Nonetheless, more than three years later, Starlight began proceedings in Greece claiming damages from the insurers for late payment (whether deliberate or otherwise) and in respect of supposed misconduct by insurers.
The insurers commenced proceedings in England, seeking a declaration that matters sought to be litigated in Greece formed part of the English settlement as well as damages for breach of the jurisdiction clause. Starlight made an application for a stay of the English proceedings under Brussels I.
On 19th December 2011, the High Court dismissed the application for a stay of legal proceedings.
An appeal was made before the Court of Appeal. On 20th December 2012, the Court of Appeal allowed the appeal.
The matter reached the UK Supreme Court. On 6th November 2013, the UK Supreme Court refused a stay of the English proceedings. In this context, Lord Clarke (with whom Lord Sumption and Lord Hughes agreed) held:
“41 The question is whether these claims involve le même objet et la même cause as the claims in the Greek proceedings. In my opinion they do not for the same reasons as in the case of the claims for an indemnity and the claims arising out of the exclusive jurisdiction clauses. The Greek claims are claims in tort and these are contractual claims. The factual bases for the two claims are entirely different.

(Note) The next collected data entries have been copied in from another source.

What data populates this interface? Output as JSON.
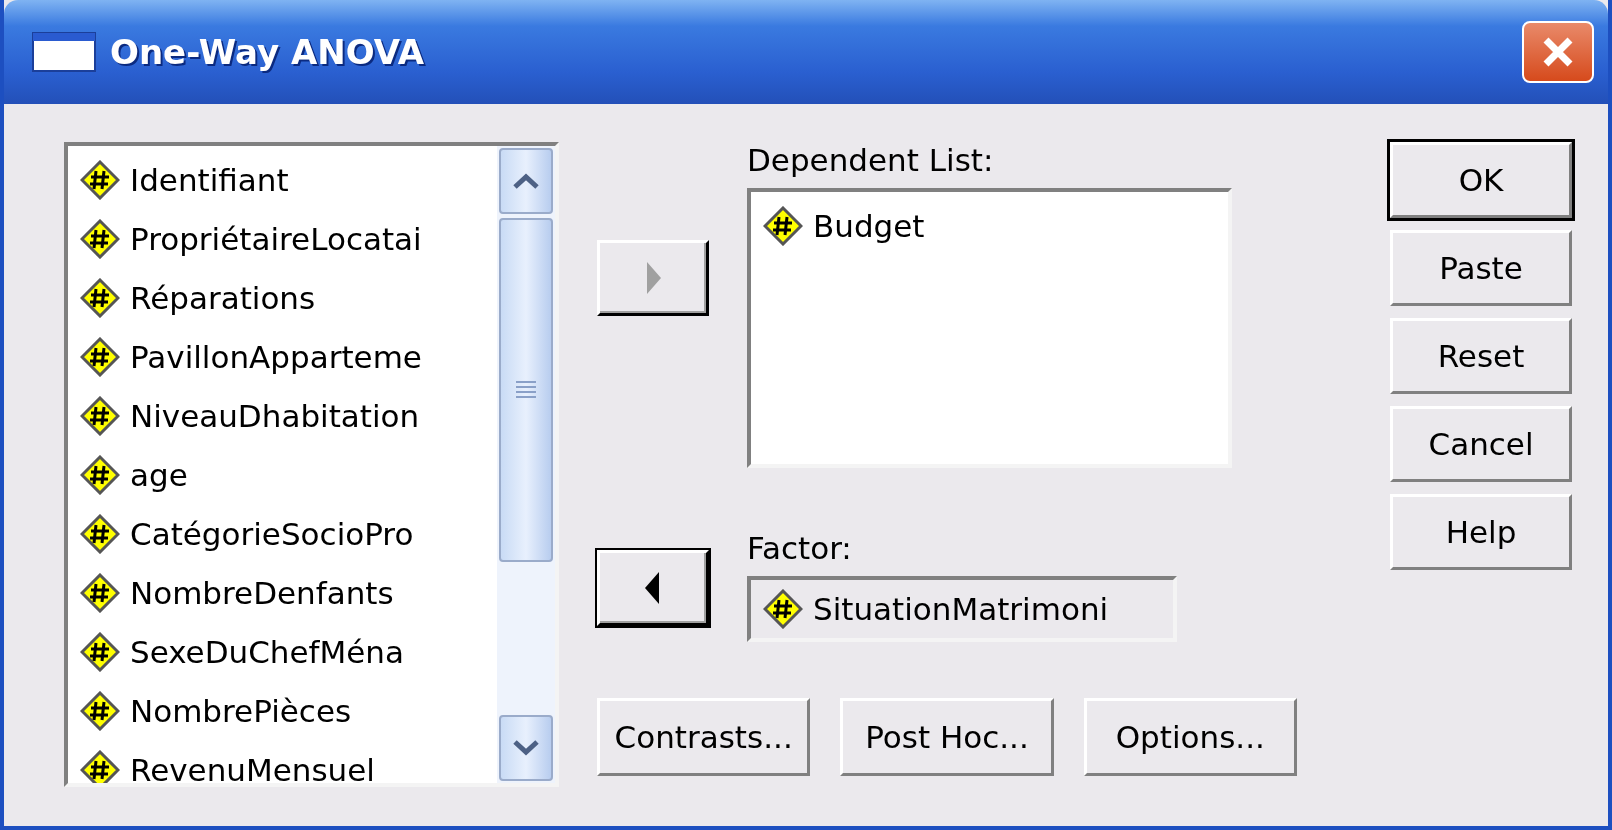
{
  "window": {
    "title": "One-Way ANOVA"
  },
  "variables": [
    "Identifiant",
    "PropriétaireLocatai",
    "Réparations",
    "PavillonApparteme",
    "NiveauDhabitation",
    "age",
    "CatégorieSocioPro",
    "NombreDenfants",
    "SexeDuChefMéna",
    "NombrePièces",
    "RevenuMensuel"
  ],
  "move_buttons": [
    {
      "kind": "right",
      "disabled": true
    },
    {
      "kind": "left",
      "disabled": false
    }
  ],
  "dependent_list": {
    "label": "Dependent List:",
    "items": [
      "Budget"
    ]
  },
  "factor": {
    "label": "Factor:",
    "value": "SituationMatrimoni"
  },
  "side_buttons": [
    {
      "label": "OK",
      "default": true
    },
    {
      "label": "Paste",
      "default": false
    },
    {
      "label": "Reset",
      "default": false
    },
    {
      "label": "Cancel",
      "default": false
    },
    {
      "label": "Help",
      "default": false
    }
  ],
  "bottom_buttons": [
    "Contrasts...",
    "Post Hoc...",
    "Options..."
  ]
}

Moreover the object of the two claims is different.
[…]
44 Lord Mance takes a different view in one respect. […] He notes in para 140 the terms in which the claims are pleaded. The formulation in paragraph 18(a) above, which was adopted by the respondents, is in fact derived from the declaration made by the judge. However, to my mind nothing turns on this difference. Moreover, I do not see that it makes any difference that the respondents discharged their obligations under the settlement agreements.
[…]
47 […] I would hold that Article 27 does not apply to any of the causes of action advanced by or against the CMI.” UKSC [41, 42, 44, 47]
A somewhat different view was taken by Lord Neuberger:
128 I see the force of Lord Clarke's view that the English declaration claims do not have “le même objet et la même cause” , if one gives that expression a very narrow effect. […]
129 However, it is also important to appreciate that the fundamental purpose of Article 27 , as explained by the CJEU, is to ensure that judgments obtained in one member state are enforceable in other member states, and that the consequence of this is that one should avoid mutually inconsistent judgments. The purpose of Article 27 is to help achieve that end.
130 […] it seems to me that there is a real case for saying that the English declaration claims should be stayed.” UKSC [128-130]
Lord Mance had this to conclude:
“161. It follows that the conclusions I would reach, were all the issues to be finally decided now, would be that:
i) The first head of English release claims would be precluded under article 27 , having regard to what I conclude are in this respect the prior Greek claims.
ii) All the remaining heads are outside the scope of article 27 and are permissible. It is however necessary to consider whether these conclusions are founded on principles of European law which are so clear that no reference to the Court of Justice is required.
[…]
162 In relation to the conclusion expressed in para 161ii, we are all in agreement in our conclusions. Any differences in reasoning regarding article 27 are irrelevant, and no reference is necessary.” UKSC [161-162].